DAP to PAS: Act fast on Kelantan enforcers who nabbed non-Muslims for ‘khalwat’
December 08, 2012
Four non-Muslims — two men on a plane-spotting outing and a non-Muslim couple in a Kota Baru park — who were nabbed for “khalwat” (close proximity), a crime under syariah law, had complained the enforcement officers had demanded RM500 “to settle the matter”, English-language daily The Star reported earlier today.
DAP secretary-general Lim Guan Eng (picture) accused the mainstream media of misreporting the incident, saying the non-Muslims were fined not for khalwat but for indecent behaviour, but still urged PAS to resolve the issue quickly to show neither the party nor the Kelantan
government is corrupt.
“If the Kelantan PAS government fails to act against errant municipal council saboteurs who issue summonses against non-Muslim couples for indecent behaviour, this will adversely undermine PR’s message of respect for freedom of religion and damage existing co-operation within PR,” he said in a statement today.
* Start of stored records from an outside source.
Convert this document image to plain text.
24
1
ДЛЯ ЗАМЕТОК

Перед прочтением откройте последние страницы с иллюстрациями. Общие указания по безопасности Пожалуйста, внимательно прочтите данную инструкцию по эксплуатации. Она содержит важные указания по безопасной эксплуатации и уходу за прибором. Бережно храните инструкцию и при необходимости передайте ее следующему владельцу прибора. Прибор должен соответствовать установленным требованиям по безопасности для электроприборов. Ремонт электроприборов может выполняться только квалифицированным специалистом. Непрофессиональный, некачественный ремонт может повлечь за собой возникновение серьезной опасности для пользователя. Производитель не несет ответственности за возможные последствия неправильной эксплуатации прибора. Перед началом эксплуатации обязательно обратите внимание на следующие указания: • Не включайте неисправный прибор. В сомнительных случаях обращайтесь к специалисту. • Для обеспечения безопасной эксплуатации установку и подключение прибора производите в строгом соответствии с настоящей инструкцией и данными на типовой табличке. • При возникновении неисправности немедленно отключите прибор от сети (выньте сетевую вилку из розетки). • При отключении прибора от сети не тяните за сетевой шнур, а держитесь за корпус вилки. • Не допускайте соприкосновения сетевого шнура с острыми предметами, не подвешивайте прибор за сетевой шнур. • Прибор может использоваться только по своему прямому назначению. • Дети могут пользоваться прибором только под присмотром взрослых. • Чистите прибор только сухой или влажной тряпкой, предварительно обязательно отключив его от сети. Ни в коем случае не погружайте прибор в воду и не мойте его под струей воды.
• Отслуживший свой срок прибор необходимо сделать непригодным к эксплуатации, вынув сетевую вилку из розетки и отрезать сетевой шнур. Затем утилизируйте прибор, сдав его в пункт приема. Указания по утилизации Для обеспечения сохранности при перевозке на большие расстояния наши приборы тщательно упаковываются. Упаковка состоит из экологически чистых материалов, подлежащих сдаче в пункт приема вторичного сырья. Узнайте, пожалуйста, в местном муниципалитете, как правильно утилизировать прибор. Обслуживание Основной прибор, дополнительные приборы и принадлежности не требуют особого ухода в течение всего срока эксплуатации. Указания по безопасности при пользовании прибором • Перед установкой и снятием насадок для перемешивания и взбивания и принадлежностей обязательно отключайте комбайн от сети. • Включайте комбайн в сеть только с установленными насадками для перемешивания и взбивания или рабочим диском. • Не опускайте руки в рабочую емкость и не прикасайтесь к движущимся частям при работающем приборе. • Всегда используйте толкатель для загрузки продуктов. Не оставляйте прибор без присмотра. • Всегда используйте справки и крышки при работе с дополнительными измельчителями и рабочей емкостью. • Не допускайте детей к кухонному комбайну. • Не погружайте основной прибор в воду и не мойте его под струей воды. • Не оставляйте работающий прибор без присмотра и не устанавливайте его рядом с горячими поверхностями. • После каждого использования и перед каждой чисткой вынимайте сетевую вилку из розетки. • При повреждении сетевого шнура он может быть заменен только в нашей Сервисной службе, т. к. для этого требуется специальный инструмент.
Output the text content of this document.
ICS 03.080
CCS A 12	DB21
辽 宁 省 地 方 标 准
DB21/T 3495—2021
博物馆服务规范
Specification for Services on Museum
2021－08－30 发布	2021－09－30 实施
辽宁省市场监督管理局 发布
“Clearly the municipal officers were abusing their powers and urgent action is required to clear the good name of the Kelantan state government of being clean and free from corruption as well as allay concerns that non-Muslim rights are not respected by forcible imposition of Islamic laws,” he added.
The Penang chief minister urged for action by the Kelantan PAS government to prevent the jeopardising of the “mutual trust and strong ties” within PR, saying that he has spoken to PAS secretary-general Datuk Mustafa Ali about the matter.
Lim also said that his DAP colleague, Bukit Bendera MP Liew Chin Tong, would speak with PAS leaders to get an “immediate resolution” on issues related to allegations that non-Muslims were being subjected to Islamic laws.
Recently, non-Muslim hairdressers in Kelantan were reported to have also been slapped with fines for having customers of the opposite gender, breaching a local council by-law that bars women hairstylists from working on men and vice versa — sparking a storm over the position of Islamic laws.
Malaysia practises a dual-track court system but syariah laws can only be enforced on Muslims; non-Muslims are exempt.
As the 13th general election draws near, the ruling Barisan Nasional (BN) coalition has increasingly tried to scare non-Muslim voters from voting for PR by saying that PAS would implement the Islamic penal code, hudud, and create an Islamic state.